Observers say this is opportunity to address shortcomings in the program, even if that means extending the program as is for now to give lawmakers more time to develop a plan and focus the more immediate need of restoring Texas communities.
Fixes might include requiring strategies to reduce the risk of flooding in vulnerable areas, such as limiting the building or rebuilding allowed in known flood zones, says Laura Lightbody, project director with Pew’s flood-prepared communities program.
“Community leaders, city planner and elected officials have ask themselves a question: Does it make sense to continue rebuilding in areas we know are prone to flood again?” said Lightbody write in an email.
Another hard lesson that Lightbody said will likely come from Harvey is a renewed appreciation of flood insurance, which she said offers the “first line of defense.”

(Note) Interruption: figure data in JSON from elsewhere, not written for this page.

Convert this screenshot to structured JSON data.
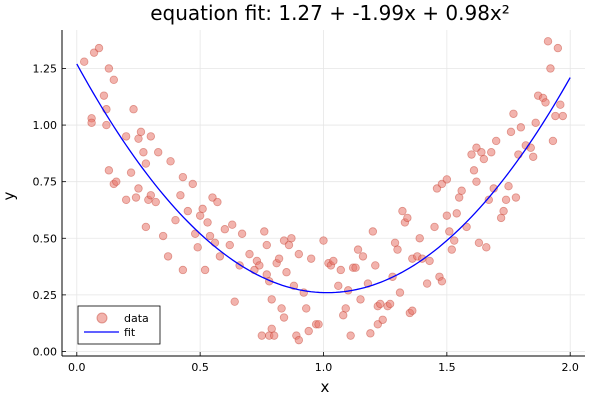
{
  "chart_data": {
    "type": "scatter",
    "title": "equation fit: 1.27 + -1.99x + 0.98x²",
    "xlabel": "x",
    "ylabel": "y",
    "xlim": [
      -0.06,
      2.06
    ],
    "ylim": [
      -0.02,
      1.42
    ],
    "x_ticks": [
      0.0,
      0.5,
      1.0,
      1.5,
      2.0
    ],
    "x_tick_labels": [
      "0.0",
      "0.5",
      "1.0",
      "1.5",
      "2.0"
    ],
    "y_ticks": [
      0.0,
      0.25,
      0.5,
      0.75,
      1.0,
      1.25
    ],
    "y_tick_labels": [
      "0.00",
      "0.25",
      "0.50",
      "0.75",
      "1.00",
      "1.25"
    ],
    "grid": true,
    "legend_position": "bottom-left",
    "colors": {
      "data": "#e8756a",
      "data_stroke": "#c0392b",
      "fit": "#0000ff"
    },
    "series": [
      {
        "name": "data",
        "kind": "scatter",
        "points": [
          [
            0.03,
            1.28
          ],
          [
            0.06,
            1.03
          ],
          [
            0.06,
            1.01
          ],
          [
            0.07,
            1.32
          ],
          [
            0.09,
            1.34
          ],
          [
            0.11,
            1.13
          ],
          [
            0.12,
            1.07
          ],
          [
            0.12,
            1.0
          ],
          [
            0.13,
            0.8
          ],
          [
            0.13,
            1.25
          ],
          [
            0.15,
            1.2
          ],
          [
            0.15,
            0.74
          ],
          [
            0.16,
            0.75
          ],
          [
            0.2,
            0.95
          ],
          [
            0.2,
            0.67
          ],
          [
            0.22,
            0.79
          ],
          [
            0.23,
            1.07
          ],
          [
            0.24,
            0.68
          ],
          [
            0.25,
            0.94
          ],
          [
            0.25,
            0.72
          ],
          [
            0.26,
            0.97
          ],
          [
            0.27,
            0.88
          ],
          [
            0.28,
            0.55
          ],
          [
            0.28,
            0.83
          ],
          [
            0.29,
            0.67
          ],
          [
            0.3,
            0.69
          ],
          [
            0.3,
            0.95
          ],
          [
            0.32,
            0.66
          ],
          [
            0.33,
            0.88
          ],
          [
            0.35,
            0.51
          ],
          [
            0.37,
            0.42
          ],
          [
            0.38,
            0.84
          ],
          [
            0.4,
            0.58
          ],
          [
            0.42,
            0.69
          ],
          [
            0.43,
            0.36
          ],
          [
            0.43,
            0.77
          ],
          [
            0.45,
            0.62
          ],
          [
            0.47,
            0.74
          ],
          [
            0.48,
            0.52
          ],
          [
            0.49,
            0.46
          ],
          [
            0.5,
            0.6
          ],
          [
            0.51,
            0.63
          ],
          [
            0.52,
            0.36
          ],
          [
            0.53,
            0.57
          ],
          [
            0.54,
            0.51
          ],
          [
            0.55,
            0.68
          ],
          [
            0.56,
            0.48
          ],
          [
            0.57,
            0.66
          ],
          [
            0.58,
            0.42
          ],
          [
            0.6,
            0.54
          ],
          [
            0.62,
            0.47
          ],
          [
            0.63,
            0.56
          ],
          [
            0.64,
            0.22
          ],
          [
            0.66,
            0.38
          ],
          [
            0.67,
            0.52
          ],
          [
            0.7,
            0.43
          ],
          [
            0.72,
            0.36
          ],
          [
            0.73,
            0.4
          ],
          [
            0.74,
            0.38
          ],
          [
            0.75,
            0.07
          ],
          [
            0.76,
            0.53
          ],
          [
            0.77,
            0.34
          ],
          [
            0.77,
            0.47
          ],
          [
            0.78,
            0.31
          ],
          [
            0.78,
            0.07
          ],
          [
            0.79,
            0.1
          ],
          [
            0.79,
            0.23
          ],
          [
            0.8,
            0.07
          ],
          [
            0.81,
            0.39
          ],
          [
            0.82,
            0.41
          ],
          [
            0.83,
            0.19
          ],
          [
            0.84,
            0.15
          ],
          [
            0.84,
            0.49
          ],
          [
            0.85,
            0.35
          ],
          [
            0.86,
            0.47
          ],
          [
            0.87,
            0.5
          ],
          [
            0.88,
            0.29
          ],
          [
            0.89,
            0.07
          ],
          [
            0.9,
            0.05
          ],
          [
            0.9,
            0.43
          ],
          [
            0.92,
            0.26
          ],
          [
            0.93,
            0.19
          ],
          [
            0.94,
            0.09
          ],
          [
            0.95,
            0.41
          ],
          [
            0.97,
            0.12
          ],
          [
            0.98,
            0.12
          ],
          [
            1.0,
            0.49
          ],
          [
            1.02,
            0.39
          ],
          [
            1.03,
            0.38
          ],
          [
            1.04,
            0.4
          ],
          [
            1.06,
            0.29
          ],
          [
            1.07,
            0.36
          ],
          [
            1.08,
            0.16
          ],
          [
            1.09,
            0.19
          ],
          [
            1.1,
            0.27
          ],
          [
            1.11,
            0.07
          ],
          [
            1.12,
            0.37
          ],
          [
            1.13,
            0.37
          ],
          [
            1.14,
            0.45
          ],
          [
            1.15,
            0.23
          ],
          [
            1.16,
            0.42
          ],
          [
            1.18,
            0.3
          ],
          [
            1.19,
            0.08
          ],
          [
            1.2,
            0.53
          ],
          [
            1.21,
            0.38
          ],
          [
            1.22,
            0.12
          ],
          [
            1.22,
            0.2
          ],
          [
            1.23,
            0.21
          ],
          [
            1.24,
            0.14
          ],
          [
            1.26,
            0.2
          ],
          [
            1.27,
            0.21
          ],
          [
            1.28,
            0.33
          ],
          [
            1.29,
            0.48
          ],
          [
            1.3,
            0.45
          ],
          [
            1.31,
            0.26
          ],
          [
            1.32,
            0.62
          ],
          [
            1.33,
            0.57
          ],
          [
            1.34,
            0.59
          ],
          [
            1.35,
            0.17
          ],
          [
            1.36,
            0.18
          ],
          [
            1.36,
            0.41
          ],
          [
            1.38,
            0.42
          ],
          [
            1.39,
            0.5
          ],
          [
            1.4,
            0.41
          ],
          [
            1.42,
            0.3
          ],
          [
            1.43,
            0.4
          ],
          [
            1.45,
            0.55
          ],
          [
            1.46,
            0.72
          ],
          [
            1.47,
            0.33
          ],
          [
            1.48,
            0.31
          ],
          [
            1.48,
            0.74
          ],
          [
            1.5,
            0.6
          ],
          [
            1.5,
            0.76
          ],
          [
            1.51,
            0.53
          ],
          [
            1.52,
            0.45
          ],
          [
            1.53,
            0.49
          ],
          [
            1.54,
            0.61
          ],
          [
            1.55,
            0.68
          ],
          [
            1.56,
            0.71
          ],
          [
            1.58,
            0.55
          ],
          [
            1.6,
            0.87
          ],
          [
            1.61,
            0.8
          ],
          [
            1.62,
            0.9
          ],
          [
            1.62,
            0.75
          ],
          [
            1.63,
            0.48
          ],
          [
            1.64,
            0.88
          ],
          [
            1.65,
            0.85
          ],
          [
            1.66,
            0.46
          ],
          [
            1.67,
            0.67
          ],
          [
            1.68,
            0.88
          ],
          [
            1.69,
            0.72
          ],
          [
            1.7,
            0.93
          ],
          [
            1.72,
            0.59
          ],
          [
            1.73,
            0.62
          ],
          [
            1.74,
            0.67
          ],
          [
            1.75,
            0.73
          ],
          [
            1.76,
            0.97
          ],
          [
            1.77,
            1.05
          ],
          [
            1.78,
            0.68
          ],
          [
            1.79,
            0.87
          ],
          [
            1.8,
            0.99
          ],
          [
            1.82,
            0.91
          ],
          [
            1.84,
            0.9
          ],
          [
            1.85,
            0.86
          ],
          [
            1.86,
            1.01
          ],
          [
            1.87,
            1.13
          ],
          [
            1.89,
            1.12
          ],
          [
            1.9,
            1.1
          ],
          [
            1.91,
            1.37
          ],
          [
            1.92,
            1.25
          ],
          [
            1.93,
            0.93
          ],
          [
            1.94,
            1.04
          ],
          [
            1.95,
            1.34
          ],
          [
            1.96,
            1.09
          ],
          [
            1.97,
            1.04
          ]
        ]
      },
      {
        "name": "fit",
        "kind": "line",
        "coefficients": [
          1.27,
          -1.99,
          0.98
        ],
        "x_range": [
          0.0,
          2.0
        ]
      }
    ]
  }
}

But the federal program that offers this protection was first designed in the 1960s, when the understanding of both the risk and potential scope of flood events was much different, she said.
As a result, the program owes the treasury $25 billion and serves as a “perverse incentive for people to continue to live in flood risk areas,” she added. The subsidies offered to about 20 percent of policyholders, she added, send “a false signal to people living in risky areas.”
And those risks may be growing, Hunter said.
“We’re building in these high-risk zones, and if climate change is happening, these high-risk zones then get to be higher risk zones,” he said.
But Hunter said changes must also be made to boost the number of policyholders in the program.
“We have to find a way to get more people insured,” he said.